Wednesday, April 29, 2015

iDROPPED IT IN THE CREEK

Water and technology don’t mix—you would think I would know that by now.


    When I was younger, in my last year of middle school, I acquired a hand-me-down flip phone—a Motorola of sufficient capabilities.  The gift was supposedly meant to provide me a method of communicating when I was away from home—to keep me safe.

    However, I quickly learned that phones are extremely dangerous.  From that moment on, the potential harm that loomed over my everyday operations was magnificent, and I was required by special edict issued by my parents (bless them) to carry the salvational device wherever I roamed, regardless of the availability of cell service—especially if I was going fishing, as I did most frequently, alone.

    Now, much of my childhood was spent wet-wading my home river—the Rivanna—even well outside of the traditional wet-wading season.  I had not yet acquired waders, and my too-eager-to-care childhood-self pushed on undeterred.

    One sunny spring morning, shortly after inheriting the phone, I made the bike ride and hike to the riverbank and rigged up my fly rod.  Keeping my phone in my shorts pocket had become a habit, and I dared not remove it.

    The river ran with the voluminous, blue-green lifeblood of spring.  The red maples were blooming; samaras twirled in the breeze.  Dogwoods and redbuds lit up the understory.  The smallmouth were pre-spawn, and hungry. 

    That day I caught and landed several large smallmouth on flies of my own creation.  I was satisfied to the core as I closed the book on the day, wading towards the bank as dusk settled.  Contentment met horrified disgust in a blind alley when I felt the blocky form of my phone clinging to my thigh in the right pocket of my soaked wading shorts.

    My immediate thoughts were “It’s broken.  But what?  I was being obedient!”  I dried the phone out after its four hour swim and used it to its full potential for another couple of years, marked by the occasional swim, before it was finally condemned.

    Midway through my high school career I graduated—to an iPhone, which proved to be just as dependable a fishing partner as my first.

    I woke up to a fiery sunrise and the chattering of birds one crisp November morning amid an upland tract of land in Georgia’s Okeefenokee swamp.  The night required no fly—a pleasant coincidence, as I was due in southwest Florida by nightfall and the mesh canopy of my tent allowed in enough dawn sunlight to awaken me sans alarm.  I packed my things, shouldered my kayak, and trudged towards the swamp.
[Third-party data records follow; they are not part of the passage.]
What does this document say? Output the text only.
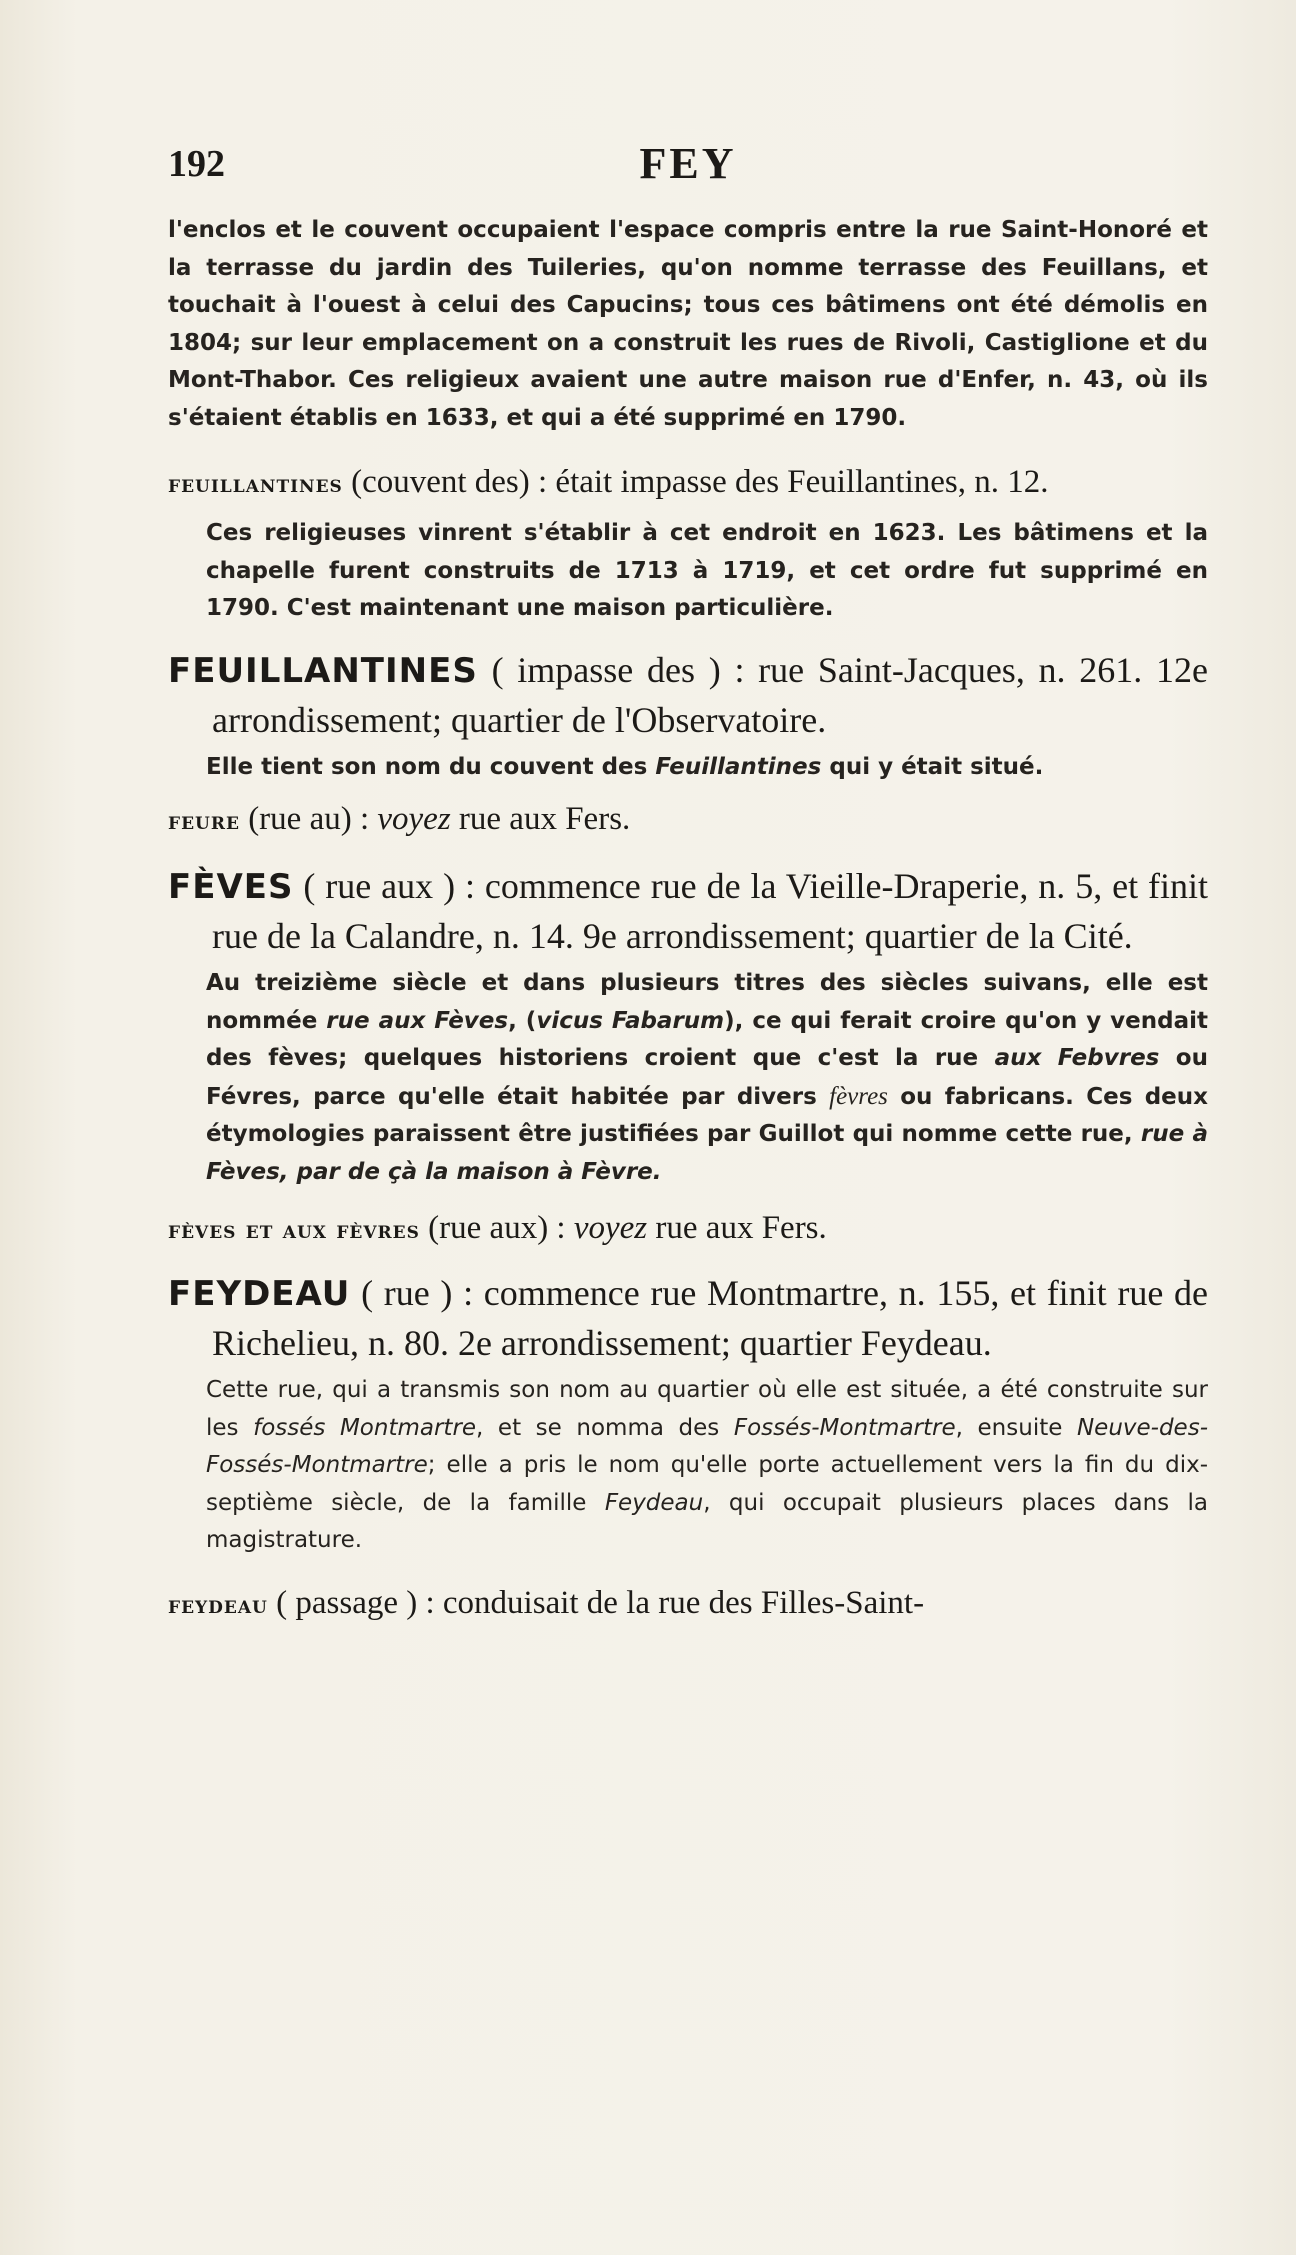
192	FEY

l'enclos et le couvent occupaient l'espace compris entre la rue Saint-Honoré et la terrasse du jardin des Tuileries, qu'on nomme terrasse des Feuillans, et touchait à l'ouest à celui des Capucins; tous ces bâtimens ont été démolis en 1804; sur leur emplacement on a construit les rues de Rivoli, Castiglione et du Mont-Thabor. Ces religieux avaient une autre maison rue d'Enfer, n. 43, où ils s'étaient établis en 1633, et qui a été supprimé en 1790.

feuillantines (couvent des) : était impasse des Feuillantines, n. 12.

Ces religieuses vinrent s'établir à cet endroit en 1623. Les bâtimens et la chapelle furent construits de 1713 à 1719, et cet ordre fut supprimé en 1790. C'est maintenant une maison particulière.

FEUILLANTINES ( impasse des ) : rue Saint-Jacques, n. 261. 12e arrondissement; quartier de l'Observatoire.

Elle tient son nom du couvent des Feuillantines qui y était situé.

feure (rue au) : voyez rue aux Fers.

FÈVES ( rue aux ) : commence rue de la Vieille-Draperie, n. 5, et finit rue de la Calandre, n. 14. 9e arrondissement; quartier de la Cité.

Au treizième siècle et dans plusieurs titres des siècles suivans, elle est nommée rue aux Fèves, (vicus Fabarum), ce qui ferait croire qu'on y vendait des fèves; quelques historiens croient que c'est la rue aux Febvres ou Févres, parce qu'elle était habitée par divers fèvres ou fabricans. Ces deux étymologies paraissent être justifiées par Guillot qui nomme cette rue, rue à Fèves, par de çà la maison à Fèvre.

fèves et aux fèvres (rue aux) : voyez rue aux Fers.

FEYDEAU ( rue ) : commence rue Montmartre, n. 155, et finit rue de Richelieu, n. 80. 2e arrondissement; quartier Feydeau.

Cette rue, qui a transmis son nom au quartier où elle est située, a été construite sur les fossés Montmartre, et se nomma des Fossés-Montmartre, ensuite Neuve-des-Fossés-Montmartre; elle a pris le nom qu'elle porte actuellement vers la fin du dix-septième siècle, de la famille Feydeau, qui occupait plusieurs places dans la magistrature.

feydeau ( passage ) : conduisait de la rue des Filles-Saint-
    Nine miles into an early-morning paddle I was still relatively alone.  The birds were awake, but the alligators had yet to be lured onto land by the sun.  I snapped some sunrise pictures with my phone. 

    The swamp channel constricted, and out of the cypress trunks and wildflower backdrop emerged a shelter, with stairs and a deck, for the stretching of cramped legs.  As I planted my feet on the steps above the tannic water, my phone slid out of the unzipped pocket of my PFD, fell, and landed on its side, perpendicular to, and on, the stair stringer.

    I took several moments to calm my pulse and regain control of my trembling extremities before wiping sweat from my brow and thankfully retrieving the device, sliding it tenderly into my pocket.  It was on borrowed time.

    Just a month later, while emptying my pockets after a day of brook trout fishing, I fumbled the phone, and its screen shattered on river rock.  It remained usable.

    All of these incidents breathe positivity into my most recent lapse in technological competence.

    I stood knee-deep and wader-less in the cool waters of a foreign mountain brook trout stream.  Really, wild rainbows outnumbered brook trout.  So when I landed the first brookie, its picture was taken. 

    A half hour later, I came upon a picturesque waterfall and reached for my breast pocket.  Empty.  Contentment and disgust were up for round two. 

    I returned to the scene of the last photo to find the device face-up, wedged between two rocks in the tail of the pool, water rushing over it.  I retrieved it, sent a few warning messages to those who might be worried, and was then greeted by a black screen.  Three days later, it’s alive and riding shotgun.


    Looking back, I may need to make some adjustments.  I hear there is something called “adventure proof;” and although I have fortunately escaped a debt of several hundred dollars to the Apple and Motorola companies, I believe the concept worthy of my research.  My luck may be in short supply going forward.